All of this provided great sales for VapoRub, but it was the flu epidemic of 1918 that sent sales soaring through the roof. In the spring, U.S. troops carried the virus to France and then Spain. The flu took so many lives in Spain that it soon became known as the “Spanish Flu.”

The Flu Kills Millions

The flu soon traveled to China and on to Russia where it became even more virulent. During that year the flu killed one half of one percent of the entire population of the United States. To put it in even easier terms to visualize, World War I had taken four years to claim the lives of nine million soldiers. The 1918 Spanish Flu epidemic killed 25 million people, making it the worst plague in history.

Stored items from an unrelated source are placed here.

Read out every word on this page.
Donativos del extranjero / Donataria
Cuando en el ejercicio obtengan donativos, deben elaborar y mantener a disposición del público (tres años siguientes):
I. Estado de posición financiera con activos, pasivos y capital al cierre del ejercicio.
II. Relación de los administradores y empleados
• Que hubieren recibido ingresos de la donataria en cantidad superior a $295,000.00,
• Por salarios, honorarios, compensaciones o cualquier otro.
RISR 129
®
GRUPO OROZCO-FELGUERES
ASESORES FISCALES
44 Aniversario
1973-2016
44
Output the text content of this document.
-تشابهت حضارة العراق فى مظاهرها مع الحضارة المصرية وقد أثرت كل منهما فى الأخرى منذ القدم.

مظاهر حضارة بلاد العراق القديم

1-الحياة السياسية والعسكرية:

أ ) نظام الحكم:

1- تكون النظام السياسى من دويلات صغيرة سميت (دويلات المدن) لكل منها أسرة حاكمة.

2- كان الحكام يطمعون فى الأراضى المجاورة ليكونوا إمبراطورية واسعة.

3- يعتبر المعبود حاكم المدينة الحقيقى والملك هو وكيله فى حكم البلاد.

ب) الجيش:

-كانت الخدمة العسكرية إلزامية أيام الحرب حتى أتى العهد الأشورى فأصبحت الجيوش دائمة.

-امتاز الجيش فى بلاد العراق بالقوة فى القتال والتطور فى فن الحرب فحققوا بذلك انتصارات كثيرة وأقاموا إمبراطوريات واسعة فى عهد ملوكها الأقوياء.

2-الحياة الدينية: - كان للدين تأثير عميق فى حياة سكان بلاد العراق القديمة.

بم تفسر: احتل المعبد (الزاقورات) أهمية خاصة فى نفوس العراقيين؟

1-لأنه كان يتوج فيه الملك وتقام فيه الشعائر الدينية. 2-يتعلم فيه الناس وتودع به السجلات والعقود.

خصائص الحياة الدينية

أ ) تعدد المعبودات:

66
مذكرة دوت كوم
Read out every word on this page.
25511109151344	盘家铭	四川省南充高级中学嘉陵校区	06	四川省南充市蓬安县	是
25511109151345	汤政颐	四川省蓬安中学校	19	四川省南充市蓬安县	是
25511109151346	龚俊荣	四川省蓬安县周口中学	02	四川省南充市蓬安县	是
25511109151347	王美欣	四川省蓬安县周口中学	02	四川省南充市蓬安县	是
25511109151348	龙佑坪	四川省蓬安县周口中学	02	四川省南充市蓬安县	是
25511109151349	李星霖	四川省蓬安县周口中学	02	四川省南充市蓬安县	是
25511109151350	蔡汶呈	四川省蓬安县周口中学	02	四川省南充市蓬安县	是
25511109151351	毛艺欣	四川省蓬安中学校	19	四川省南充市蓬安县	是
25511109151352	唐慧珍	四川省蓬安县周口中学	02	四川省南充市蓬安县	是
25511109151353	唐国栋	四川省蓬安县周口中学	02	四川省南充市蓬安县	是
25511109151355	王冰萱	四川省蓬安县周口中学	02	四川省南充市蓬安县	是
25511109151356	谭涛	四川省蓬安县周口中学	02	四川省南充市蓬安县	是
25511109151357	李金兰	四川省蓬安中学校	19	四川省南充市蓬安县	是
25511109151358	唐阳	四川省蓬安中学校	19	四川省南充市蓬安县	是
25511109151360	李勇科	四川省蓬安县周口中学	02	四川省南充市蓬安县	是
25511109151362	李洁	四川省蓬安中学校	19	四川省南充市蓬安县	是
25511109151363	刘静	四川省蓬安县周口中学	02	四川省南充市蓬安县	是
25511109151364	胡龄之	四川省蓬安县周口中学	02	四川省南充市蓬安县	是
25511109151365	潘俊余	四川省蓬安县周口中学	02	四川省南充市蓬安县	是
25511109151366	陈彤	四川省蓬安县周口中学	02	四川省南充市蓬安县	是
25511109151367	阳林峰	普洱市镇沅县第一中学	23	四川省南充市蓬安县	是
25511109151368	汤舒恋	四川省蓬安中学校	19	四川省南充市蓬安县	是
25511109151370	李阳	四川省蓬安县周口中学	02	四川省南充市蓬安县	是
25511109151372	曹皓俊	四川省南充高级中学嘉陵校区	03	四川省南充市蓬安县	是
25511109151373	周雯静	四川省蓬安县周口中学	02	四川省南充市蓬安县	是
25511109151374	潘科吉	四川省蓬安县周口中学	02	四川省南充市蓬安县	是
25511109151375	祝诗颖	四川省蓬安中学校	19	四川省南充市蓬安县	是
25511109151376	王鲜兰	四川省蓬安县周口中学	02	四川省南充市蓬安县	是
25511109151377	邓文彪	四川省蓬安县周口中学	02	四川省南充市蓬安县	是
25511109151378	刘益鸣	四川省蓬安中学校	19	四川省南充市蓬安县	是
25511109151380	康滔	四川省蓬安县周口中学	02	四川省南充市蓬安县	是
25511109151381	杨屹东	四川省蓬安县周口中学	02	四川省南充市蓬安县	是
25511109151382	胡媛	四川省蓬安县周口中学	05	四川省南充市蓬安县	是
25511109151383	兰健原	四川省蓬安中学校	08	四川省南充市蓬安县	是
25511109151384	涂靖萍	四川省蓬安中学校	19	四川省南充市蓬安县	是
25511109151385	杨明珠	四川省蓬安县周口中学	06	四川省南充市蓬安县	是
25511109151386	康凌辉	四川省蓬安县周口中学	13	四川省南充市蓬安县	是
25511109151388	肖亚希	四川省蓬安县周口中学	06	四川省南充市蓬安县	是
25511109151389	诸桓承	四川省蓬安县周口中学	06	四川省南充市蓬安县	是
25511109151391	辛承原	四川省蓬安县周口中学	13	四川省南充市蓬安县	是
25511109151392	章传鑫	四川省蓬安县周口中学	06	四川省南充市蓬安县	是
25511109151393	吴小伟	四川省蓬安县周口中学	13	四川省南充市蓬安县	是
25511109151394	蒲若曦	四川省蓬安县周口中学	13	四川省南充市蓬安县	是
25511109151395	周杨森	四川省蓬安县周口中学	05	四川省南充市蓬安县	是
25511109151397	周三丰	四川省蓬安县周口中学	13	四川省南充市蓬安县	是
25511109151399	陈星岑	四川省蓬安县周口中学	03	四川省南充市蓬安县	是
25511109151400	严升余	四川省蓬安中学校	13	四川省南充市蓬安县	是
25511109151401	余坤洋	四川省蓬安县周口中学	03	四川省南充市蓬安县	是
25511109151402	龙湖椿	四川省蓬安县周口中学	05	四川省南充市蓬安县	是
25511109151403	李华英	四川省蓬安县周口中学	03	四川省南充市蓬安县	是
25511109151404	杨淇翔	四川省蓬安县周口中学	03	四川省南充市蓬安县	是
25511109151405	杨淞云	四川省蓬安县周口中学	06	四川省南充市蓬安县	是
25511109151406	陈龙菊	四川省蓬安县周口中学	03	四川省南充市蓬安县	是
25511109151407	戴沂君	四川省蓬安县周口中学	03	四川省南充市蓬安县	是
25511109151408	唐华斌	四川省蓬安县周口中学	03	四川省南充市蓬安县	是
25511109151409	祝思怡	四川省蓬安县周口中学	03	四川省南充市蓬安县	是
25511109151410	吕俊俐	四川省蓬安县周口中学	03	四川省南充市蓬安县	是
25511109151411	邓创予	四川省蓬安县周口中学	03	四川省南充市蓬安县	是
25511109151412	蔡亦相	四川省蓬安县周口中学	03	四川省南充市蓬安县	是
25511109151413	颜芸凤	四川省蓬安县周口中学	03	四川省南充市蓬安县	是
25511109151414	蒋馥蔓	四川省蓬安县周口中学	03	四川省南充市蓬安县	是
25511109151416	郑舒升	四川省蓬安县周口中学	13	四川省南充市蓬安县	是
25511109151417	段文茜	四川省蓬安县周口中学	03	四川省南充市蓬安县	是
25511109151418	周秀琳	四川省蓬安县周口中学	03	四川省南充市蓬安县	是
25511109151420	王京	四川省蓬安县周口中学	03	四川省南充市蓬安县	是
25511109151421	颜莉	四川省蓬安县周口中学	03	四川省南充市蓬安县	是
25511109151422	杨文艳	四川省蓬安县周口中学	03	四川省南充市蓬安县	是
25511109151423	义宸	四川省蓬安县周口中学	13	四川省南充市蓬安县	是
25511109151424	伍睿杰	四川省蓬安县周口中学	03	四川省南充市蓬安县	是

It goes without saying that the flu that year drove the need for any type of cold medicine up. Cough syrups, cough drops, decongestants and even ASPIRIN® were bought for every household. These drug sales, especially Vick’s VapoRub, set new industry records. In 1918, Vick’s sold over a million dollars' worth of product. That is 1918 dollars, which was unprecedented until that time. While Vick’s is still very popular today and widely touted as the best cure for sinus and chest colds, it was the flu epidemic of 1918 that put a jar in every home. Mysteriously the flu that claimed so many lives vanished in 1919.